A cyclist who had nine hours of surgery to remove a tumour size of a golf ball from his brain is back on his bike, cycling 725 miles in a selection of sporting events this year.

In doing so, Paul Potter has raised more than £1,600 for three important charities; Cancer Research Wales, Brain Tumour Research and Macmillan Cancer Support.

During his challenge Paul spent a total of 56 hours 35 minutes in the saddle; cycled a total of 725.58 miles at an average speed of 12.7mph.

Western Telegraph: Paul cycled 725 miles to support three charities close to his heart.

Eleven years ago, Paul was about to start treatment for prostate cancer when he was diagnosed with a brain tumour.

Ten years before that, the dad of three had lost his wife to cancer at the age of 41 - leaving three young children aged just seven, nine and 11 at the time.

Warning signs for Paul, now aged 67, came in the form of regular and persistent sharp pains in his head, just behind his right eye. He had also become sensitive to light.

Paul was referred for an urgent MRI scan just before travelling to London to start radiotherapy.

Western Telegraph: Paul cycled 725 miles to support three charities close to his heart.

When he arrived at hospital, he was advised that his treatment for prostate cancer would have to be halted, as the MRI scan had revealed a golf ball-sized tumour in his right frontal lobe.

Paul had a nine-hour craniotomy at Kings College Hospital to remove the tumour which was a was low-grade meningioma.

Paul stayed at the Simon Patient Lodge at St Thomas’ Hospital for two weeks before he was able to go home to Fishguard.

The following March he resumed the prostate cancer treatment and had 37 sessions of radiotherapy at the Singleton Hospital in Swansea.

Western Telegraph: Paul cycled 725 miles to support three charities close to his heart.

A keen cyclist, Paul’s fundraising rides this year include the Daffodil Ride in Llandovery, three big Pembrokeshire bike rides and challenges on the Isle of Wight and in Cambridgeshire, Anglesey and Margam Park.

“Cancer has played a considerable part in my life, and the lives of other members of my family,” said Paul.

“I wanted to try to appeal to the general public to help me raise funds for the three nominated charities in order to help others who have suffered similar.”

Paul’s fundraising pages and bucket collections have raised a total of £1,615.

This will be distributed as follows; £570 to Brain Tumour Research, £590 to Cancer Research Wales and £458 to MacMillan Cancer Support.

“The donations received from so many people have spurred me on throughout this campaign,” said Paul.

“I would like to personally thank each and every one who has selflessly donated to such worthy cancer causes because without these generous funds, these cancer charities would not be able to continue to help support families, and research cancers, which inflict people and families in so many ways.

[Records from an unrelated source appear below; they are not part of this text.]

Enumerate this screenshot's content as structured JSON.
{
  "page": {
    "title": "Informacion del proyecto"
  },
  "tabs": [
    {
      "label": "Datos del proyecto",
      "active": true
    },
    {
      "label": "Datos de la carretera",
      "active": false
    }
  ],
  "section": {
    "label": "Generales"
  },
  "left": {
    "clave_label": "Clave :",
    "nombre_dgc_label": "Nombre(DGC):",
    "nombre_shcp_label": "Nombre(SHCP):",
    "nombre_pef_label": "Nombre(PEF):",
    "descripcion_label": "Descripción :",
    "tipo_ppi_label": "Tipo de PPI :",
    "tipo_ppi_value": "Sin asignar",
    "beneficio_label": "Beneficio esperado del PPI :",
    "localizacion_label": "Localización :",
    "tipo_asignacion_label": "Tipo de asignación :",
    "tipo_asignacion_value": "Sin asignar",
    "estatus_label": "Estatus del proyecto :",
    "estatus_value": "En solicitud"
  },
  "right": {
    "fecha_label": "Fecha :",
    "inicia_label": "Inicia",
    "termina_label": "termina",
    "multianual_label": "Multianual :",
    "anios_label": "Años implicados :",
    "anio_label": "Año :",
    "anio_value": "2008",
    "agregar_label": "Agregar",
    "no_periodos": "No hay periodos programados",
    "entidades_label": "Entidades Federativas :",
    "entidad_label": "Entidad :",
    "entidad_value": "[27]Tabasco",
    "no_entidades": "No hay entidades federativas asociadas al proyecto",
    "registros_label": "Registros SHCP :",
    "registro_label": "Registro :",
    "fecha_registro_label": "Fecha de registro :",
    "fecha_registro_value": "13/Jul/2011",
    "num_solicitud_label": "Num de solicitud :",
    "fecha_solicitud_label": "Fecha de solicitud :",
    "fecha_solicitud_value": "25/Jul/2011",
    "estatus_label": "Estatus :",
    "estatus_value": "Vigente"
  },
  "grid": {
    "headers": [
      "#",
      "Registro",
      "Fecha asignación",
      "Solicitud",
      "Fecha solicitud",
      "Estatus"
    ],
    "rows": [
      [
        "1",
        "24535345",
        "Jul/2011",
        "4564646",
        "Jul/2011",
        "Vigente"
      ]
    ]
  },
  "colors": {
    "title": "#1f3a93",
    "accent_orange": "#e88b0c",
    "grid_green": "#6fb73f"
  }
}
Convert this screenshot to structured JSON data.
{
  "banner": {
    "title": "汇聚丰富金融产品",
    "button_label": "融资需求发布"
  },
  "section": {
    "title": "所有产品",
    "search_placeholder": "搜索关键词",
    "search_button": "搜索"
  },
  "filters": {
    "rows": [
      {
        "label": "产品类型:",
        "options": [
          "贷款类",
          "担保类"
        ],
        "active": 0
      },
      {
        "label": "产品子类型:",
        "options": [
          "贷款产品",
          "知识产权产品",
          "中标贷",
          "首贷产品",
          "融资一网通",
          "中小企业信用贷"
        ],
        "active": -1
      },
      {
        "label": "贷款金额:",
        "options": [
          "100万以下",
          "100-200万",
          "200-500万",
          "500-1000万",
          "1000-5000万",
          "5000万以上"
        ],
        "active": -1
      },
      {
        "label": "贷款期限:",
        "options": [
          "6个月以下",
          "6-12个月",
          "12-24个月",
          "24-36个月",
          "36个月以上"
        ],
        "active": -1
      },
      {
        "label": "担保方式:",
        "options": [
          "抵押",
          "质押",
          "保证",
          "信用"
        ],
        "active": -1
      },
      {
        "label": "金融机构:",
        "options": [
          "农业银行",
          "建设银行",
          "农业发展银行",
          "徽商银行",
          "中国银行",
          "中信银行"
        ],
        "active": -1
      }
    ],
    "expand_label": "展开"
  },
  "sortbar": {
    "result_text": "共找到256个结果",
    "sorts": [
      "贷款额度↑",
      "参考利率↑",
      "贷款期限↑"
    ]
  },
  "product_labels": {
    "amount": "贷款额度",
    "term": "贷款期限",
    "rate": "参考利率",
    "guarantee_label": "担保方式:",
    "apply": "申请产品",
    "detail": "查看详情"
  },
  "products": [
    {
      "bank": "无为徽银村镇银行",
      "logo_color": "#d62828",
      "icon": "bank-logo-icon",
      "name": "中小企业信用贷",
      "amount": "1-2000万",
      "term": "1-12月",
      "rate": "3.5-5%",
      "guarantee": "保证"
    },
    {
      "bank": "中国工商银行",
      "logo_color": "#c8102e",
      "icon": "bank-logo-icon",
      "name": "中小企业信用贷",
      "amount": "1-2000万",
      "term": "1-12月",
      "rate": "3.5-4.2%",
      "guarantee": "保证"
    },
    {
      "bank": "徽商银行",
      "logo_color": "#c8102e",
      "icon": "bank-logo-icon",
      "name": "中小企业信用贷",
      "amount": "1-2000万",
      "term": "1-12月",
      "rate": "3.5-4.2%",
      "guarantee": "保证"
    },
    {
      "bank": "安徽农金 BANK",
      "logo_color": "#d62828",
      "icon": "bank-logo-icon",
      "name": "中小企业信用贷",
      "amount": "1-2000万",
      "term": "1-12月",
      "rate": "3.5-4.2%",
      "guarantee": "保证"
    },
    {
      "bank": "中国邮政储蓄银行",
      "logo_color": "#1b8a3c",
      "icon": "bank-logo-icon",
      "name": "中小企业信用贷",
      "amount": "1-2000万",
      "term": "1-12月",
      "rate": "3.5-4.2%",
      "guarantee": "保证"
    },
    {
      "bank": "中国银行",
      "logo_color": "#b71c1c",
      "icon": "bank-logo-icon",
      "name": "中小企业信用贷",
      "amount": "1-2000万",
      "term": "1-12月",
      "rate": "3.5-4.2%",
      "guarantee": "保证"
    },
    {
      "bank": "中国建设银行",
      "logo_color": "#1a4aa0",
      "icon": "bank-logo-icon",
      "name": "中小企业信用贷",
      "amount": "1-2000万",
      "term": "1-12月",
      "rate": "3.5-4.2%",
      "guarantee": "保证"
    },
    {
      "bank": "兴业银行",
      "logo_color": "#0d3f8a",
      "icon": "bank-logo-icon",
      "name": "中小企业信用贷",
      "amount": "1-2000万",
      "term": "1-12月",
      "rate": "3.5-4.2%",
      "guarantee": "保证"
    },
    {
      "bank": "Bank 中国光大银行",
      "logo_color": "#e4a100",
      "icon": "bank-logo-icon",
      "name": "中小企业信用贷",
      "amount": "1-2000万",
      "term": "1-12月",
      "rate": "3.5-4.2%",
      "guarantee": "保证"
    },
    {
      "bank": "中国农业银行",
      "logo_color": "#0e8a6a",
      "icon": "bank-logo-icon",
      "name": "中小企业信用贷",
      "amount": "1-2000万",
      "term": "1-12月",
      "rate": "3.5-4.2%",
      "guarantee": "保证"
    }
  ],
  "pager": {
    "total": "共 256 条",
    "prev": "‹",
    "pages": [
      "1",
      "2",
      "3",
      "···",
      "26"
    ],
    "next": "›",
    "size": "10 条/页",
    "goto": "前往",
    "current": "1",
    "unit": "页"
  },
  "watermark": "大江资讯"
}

Western Telegraph: Paul cycled 725 miles to support three charities close to his heart.

“Riding some of the challenging terrain the Welsh hills has only been undertaken knowing that what pain and suffering I may have been going through on my road bike pales into insignificance when compared to that experienced by families who have had to endure the agony of such an appalling disease as cancer.

“I hope that my small amount of donations raised will help empower more money to be channelled and directed to the various charities which are there to support those suffering, or who have suffered in the past.

“Along the way, I bolted on a couple of extra rides to support other local cancer charities, and it could have be fairly easy not to stop doing so, but I had to call a halt to it at some stage (as I don't think my knees could have taken much more pounding!), and to end riding a sportive in Pembrokeshire was a timely opportunity to do so.”